It's been so long since I posted a post. But I'm really really too busy to adapt with new school life and everything. In RP, its a must to do reflection journal, evaluation, and quiz daily. What's worst is that we have to complete them before 2359.
Getting up in the morning is already a chore for me.
530 - 6 wake up
6 - 645 bathe and get ready
645 - 715 pack and get ready to leave house
latest by 715 must leave house otherwise 80% confirm late
8 - 805 reach woodlands
805 - 825 either take bus or walk to school, but usually take bus heh.
Beginning thanks to some of my new classmates, they made me feel homely despite in a new environment. But now, I guess things changed. Changed way way way too fast. I know. Things change and so do people. But this time, it happened way too fast. We're still in 1.1 and have yet to change class, but the situation I predicted in the future is already happening now.
It saddens me loads.

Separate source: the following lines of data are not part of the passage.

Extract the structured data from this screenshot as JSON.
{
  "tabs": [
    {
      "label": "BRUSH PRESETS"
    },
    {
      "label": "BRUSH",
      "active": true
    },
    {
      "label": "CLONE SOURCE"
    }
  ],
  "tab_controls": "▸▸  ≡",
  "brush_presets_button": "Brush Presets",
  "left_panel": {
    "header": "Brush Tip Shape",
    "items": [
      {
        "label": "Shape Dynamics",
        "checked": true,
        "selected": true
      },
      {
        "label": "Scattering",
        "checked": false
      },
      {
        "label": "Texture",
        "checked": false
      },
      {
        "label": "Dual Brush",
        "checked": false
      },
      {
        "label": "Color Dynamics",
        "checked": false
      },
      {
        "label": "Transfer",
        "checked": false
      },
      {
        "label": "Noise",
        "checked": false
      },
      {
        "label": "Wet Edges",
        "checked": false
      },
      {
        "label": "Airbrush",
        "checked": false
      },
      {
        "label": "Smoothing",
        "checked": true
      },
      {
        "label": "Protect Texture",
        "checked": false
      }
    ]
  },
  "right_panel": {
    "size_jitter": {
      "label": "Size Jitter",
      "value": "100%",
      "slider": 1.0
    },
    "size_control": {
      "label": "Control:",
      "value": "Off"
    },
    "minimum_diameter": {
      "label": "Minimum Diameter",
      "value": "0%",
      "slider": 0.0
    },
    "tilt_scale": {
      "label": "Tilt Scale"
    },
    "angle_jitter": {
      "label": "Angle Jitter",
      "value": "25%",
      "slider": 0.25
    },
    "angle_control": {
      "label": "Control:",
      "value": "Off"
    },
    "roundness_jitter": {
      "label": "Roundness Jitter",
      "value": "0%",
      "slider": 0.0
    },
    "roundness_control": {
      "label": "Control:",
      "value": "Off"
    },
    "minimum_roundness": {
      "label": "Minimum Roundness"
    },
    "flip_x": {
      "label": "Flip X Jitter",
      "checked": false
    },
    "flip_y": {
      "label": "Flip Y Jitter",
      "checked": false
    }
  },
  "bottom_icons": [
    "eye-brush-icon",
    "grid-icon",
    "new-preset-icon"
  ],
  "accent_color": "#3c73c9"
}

But other than accepting it and move on, what else can I do.
"It hurts to move on. But it hurts even more to stay."
"Put on a smile and continue walking."
That's the only two options I have.
But still, I really miss the first two weeks of time we spent with each other. It'll always be my best poly memory. The bond we had together, it's unbreakable. But now, nothing's unbreakable.
Typing this post while listening to high school musical's gotta go my own way. Damn. Feel like crying all over again. But I'm surrounded by public *control*
(PS. I know some readers may think that its stupid for me to cry over such small matters, but if you're me, you'll know how these little things matters to me. I'm a human, I have feelings and emotions.)
We'll all go our separate ways in the end, I know. But I'll always remember you guys and miss you.
our web camming sessions
I'll post more soon. The more recent ones. HEH.